Entertainment

Jeremy Corbyn moots idea for sister organisation to BBC

A British Digital Corporation could ‘deliver information and entertainment to rival Netflix and Amazon', he said.

Jeremy Corbyn has suggested the creation of a “sister organisation to the BBC” to rival Netflix and Amazon.

A British Digital Corporation could “deliver information and entertainment to rival Netflix and Amazon but also to harness data for the public good”, he said in a speech at the Edinburgh TV Festival.

The Labour leader also proposed a tax on tech giants to fund journalism.

Mr Corbyn said that Government should negotiate with tech companies “to create a fund, run entirely independently, to support public interest media”.

If that is not possible “we’ll need to look at the option of a windfall tax on the digital monopolies to create a public interest media fund”, he said.

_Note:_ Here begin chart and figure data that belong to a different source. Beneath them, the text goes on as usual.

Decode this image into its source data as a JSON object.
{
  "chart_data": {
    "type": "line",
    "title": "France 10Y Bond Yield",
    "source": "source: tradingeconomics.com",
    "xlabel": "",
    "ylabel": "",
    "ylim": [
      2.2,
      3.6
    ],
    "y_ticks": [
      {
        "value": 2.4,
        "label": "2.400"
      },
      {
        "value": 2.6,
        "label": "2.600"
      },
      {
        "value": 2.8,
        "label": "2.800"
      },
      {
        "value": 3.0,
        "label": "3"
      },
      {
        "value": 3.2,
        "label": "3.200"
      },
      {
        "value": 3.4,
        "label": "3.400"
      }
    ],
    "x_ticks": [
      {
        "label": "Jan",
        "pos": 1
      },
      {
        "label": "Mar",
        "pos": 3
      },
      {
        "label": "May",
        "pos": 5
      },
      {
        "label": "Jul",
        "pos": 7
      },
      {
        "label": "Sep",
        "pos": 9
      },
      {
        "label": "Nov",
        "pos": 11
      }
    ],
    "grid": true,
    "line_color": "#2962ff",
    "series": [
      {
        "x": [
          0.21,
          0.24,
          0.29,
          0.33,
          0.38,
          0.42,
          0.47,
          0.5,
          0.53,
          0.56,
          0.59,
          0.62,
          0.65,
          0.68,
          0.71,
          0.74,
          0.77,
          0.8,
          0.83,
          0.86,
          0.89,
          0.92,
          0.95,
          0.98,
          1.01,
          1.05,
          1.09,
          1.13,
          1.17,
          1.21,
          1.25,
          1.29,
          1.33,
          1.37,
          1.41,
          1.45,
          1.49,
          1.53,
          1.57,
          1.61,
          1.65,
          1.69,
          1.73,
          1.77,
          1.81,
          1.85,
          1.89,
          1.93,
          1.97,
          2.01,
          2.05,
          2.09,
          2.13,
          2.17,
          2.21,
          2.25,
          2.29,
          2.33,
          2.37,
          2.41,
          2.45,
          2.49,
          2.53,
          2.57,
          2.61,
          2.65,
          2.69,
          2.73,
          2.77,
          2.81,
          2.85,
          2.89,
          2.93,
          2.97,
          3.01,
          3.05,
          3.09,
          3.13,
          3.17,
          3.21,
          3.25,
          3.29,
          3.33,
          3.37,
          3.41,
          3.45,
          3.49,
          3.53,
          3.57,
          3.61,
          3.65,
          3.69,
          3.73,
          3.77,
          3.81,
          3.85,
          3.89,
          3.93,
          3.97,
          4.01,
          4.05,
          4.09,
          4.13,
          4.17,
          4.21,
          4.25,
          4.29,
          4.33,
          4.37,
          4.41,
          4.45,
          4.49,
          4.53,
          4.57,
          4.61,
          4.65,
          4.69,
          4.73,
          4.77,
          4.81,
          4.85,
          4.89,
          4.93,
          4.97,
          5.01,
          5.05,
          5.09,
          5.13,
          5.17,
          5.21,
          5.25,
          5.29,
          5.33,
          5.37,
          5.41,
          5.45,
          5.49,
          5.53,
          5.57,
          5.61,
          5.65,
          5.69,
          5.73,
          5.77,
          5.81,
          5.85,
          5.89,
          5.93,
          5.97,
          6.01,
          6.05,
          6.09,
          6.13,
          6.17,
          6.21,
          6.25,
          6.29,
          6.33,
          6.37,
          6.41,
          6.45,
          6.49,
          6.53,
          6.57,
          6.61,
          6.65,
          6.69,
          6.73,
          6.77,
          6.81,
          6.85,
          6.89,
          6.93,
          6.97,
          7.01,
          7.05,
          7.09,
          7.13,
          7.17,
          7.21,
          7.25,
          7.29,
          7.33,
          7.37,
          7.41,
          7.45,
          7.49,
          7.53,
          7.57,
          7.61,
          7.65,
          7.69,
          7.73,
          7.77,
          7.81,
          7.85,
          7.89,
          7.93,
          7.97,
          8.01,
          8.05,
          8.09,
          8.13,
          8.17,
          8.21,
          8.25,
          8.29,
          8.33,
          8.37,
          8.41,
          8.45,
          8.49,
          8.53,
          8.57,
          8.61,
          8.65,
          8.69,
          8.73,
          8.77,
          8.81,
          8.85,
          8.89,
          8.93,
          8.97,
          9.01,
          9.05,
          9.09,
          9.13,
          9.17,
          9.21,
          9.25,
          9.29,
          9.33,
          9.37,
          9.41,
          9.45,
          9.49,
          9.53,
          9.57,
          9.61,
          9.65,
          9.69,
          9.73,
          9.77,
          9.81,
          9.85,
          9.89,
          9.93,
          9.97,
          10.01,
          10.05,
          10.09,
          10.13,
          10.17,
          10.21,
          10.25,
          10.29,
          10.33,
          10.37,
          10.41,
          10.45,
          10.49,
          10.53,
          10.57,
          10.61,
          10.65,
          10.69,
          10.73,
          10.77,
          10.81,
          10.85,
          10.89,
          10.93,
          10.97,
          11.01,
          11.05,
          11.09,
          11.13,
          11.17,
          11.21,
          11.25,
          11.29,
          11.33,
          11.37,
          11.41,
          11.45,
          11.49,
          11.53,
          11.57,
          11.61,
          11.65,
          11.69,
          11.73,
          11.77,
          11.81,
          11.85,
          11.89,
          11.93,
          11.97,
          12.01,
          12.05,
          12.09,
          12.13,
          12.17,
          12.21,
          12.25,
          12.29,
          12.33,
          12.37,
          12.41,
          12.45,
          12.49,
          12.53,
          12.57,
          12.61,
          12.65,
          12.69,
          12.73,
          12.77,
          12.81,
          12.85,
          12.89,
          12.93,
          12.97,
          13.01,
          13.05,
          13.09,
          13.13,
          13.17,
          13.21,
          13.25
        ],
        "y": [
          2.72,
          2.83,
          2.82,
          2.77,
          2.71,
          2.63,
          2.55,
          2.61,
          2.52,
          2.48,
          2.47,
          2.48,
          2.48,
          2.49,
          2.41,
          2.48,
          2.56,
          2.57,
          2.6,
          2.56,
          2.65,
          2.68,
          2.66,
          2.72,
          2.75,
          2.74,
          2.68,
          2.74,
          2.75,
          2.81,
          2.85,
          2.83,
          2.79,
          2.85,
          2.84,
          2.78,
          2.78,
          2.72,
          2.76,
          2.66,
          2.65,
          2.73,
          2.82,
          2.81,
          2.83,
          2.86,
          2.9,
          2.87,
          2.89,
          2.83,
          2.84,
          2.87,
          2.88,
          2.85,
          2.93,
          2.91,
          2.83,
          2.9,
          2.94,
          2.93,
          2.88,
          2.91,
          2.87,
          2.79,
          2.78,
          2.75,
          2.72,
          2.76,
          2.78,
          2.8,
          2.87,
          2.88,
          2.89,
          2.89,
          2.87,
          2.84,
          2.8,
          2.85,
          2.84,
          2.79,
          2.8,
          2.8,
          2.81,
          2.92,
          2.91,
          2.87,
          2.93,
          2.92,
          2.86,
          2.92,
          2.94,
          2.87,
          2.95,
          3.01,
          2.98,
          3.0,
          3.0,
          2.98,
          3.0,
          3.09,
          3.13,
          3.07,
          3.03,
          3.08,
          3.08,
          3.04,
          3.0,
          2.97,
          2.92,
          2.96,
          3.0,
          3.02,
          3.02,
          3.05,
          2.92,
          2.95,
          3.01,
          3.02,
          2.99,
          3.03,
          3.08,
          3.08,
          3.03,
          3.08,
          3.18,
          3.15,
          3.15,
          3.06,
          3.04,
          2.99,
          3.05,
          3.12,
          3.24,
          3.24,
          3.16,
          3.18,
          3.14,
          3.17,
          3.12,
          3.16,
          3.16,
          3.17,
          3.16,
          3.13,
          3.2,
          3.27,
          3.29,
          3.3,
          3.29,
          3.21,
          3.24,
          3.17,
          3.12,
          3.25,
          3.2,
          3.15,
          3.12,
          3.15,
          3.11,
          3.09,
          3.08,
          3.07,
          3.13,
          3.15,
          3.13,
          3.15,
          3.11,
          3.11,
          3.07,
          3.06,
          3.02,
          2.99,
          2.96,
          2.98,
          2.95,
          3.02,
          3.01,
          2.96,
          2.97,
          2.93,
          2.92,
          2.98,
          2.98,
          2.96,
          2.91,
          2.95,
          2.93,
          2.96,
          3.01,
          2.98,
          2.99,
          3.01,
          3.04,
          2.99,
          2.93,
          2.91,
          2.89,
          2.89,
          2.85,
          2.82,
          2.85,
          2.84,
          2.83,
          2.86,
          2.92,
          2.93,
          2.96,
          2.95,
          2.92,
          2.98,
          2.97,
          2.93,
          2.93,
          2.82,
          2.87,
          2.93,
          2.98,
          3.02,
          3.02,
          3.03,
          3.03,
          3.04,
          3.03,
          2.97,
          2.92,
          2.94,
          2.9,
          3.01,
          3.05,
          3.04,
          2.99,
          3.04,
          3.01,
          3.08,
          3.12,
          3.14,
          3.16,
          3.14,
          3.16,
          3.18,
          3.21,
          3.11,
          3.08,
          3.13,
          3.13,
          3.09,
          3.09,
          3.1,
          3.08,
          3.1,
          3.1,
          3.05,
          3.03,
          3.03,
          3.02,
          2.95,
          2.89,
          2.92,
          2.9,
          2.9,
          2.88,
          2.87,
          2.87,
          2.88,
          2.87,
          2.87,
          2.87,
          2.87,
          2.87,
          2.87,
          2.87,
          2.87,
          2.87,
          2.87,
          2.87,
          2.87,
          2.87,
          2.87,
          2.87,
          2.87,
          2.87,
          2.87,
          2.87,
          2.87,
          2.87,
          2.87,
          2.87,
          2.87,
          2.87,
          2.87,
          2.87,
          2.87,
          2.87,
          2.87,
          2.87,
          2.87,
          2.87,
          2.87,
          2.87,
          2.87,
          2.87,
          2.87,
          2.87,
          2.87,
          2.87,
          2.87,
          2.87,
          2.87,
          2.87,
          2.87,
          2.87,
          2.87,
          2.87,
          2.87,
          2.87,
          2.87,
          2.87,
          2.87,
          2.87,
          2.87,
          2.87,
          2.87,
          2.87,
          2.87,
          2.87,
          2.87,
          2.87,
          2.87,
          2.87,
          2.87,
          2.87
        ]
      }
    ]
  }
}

Edinburgh Television Festival 2018
Labour leader Jeremy Corbyn delivering the Alternative MacTaggart lecture (Neil Hanna/PA)

Mr Corbyn said that “our media is failing” when it comes to news and current affairs.

He also suggested giving journalists the power to elect editors “when a title or programme gets particularly large and influential”.

The Labour leader also proposed a shake-up of the way the TV licence fee is paid and set, and called for information about the social class of anyone who creates BBC content to be published, as he delivered his Alternative MacTaggart Lecture at the Edinburgh TV Festival.

“The BBC could lead the way by setting best practice with complete transparency on the make-up of its workforce by publishing equality data, including for social class, for all creators of BBC content, whether in-house or external,” he said.

He outlined proposals for an independent fund for public interest journalism paid for by tech giants, which could include Google, Facebook and Amazon.

Facebook
Facebook could be one of the companies that is taxed (Dominic Lipinski/PA)

He also argued that the licence fee should be modernised for the digital age, with a “fairer and more effective way” to fund the BBC, which he called “a great institution”.

He floated the idea of introducing a digital licence fee – paid by tech companies or through internet service providers – to supplement the existing licence fee, with a view to reducing the cost for poorer households and helping the corporation compete “more effectively”.

Mr Corbyn also proposed the creation of a new independent body to set the licence fee and suggested the BBC should be placed on a permanent statutory footing so that it would be “freed of government control”.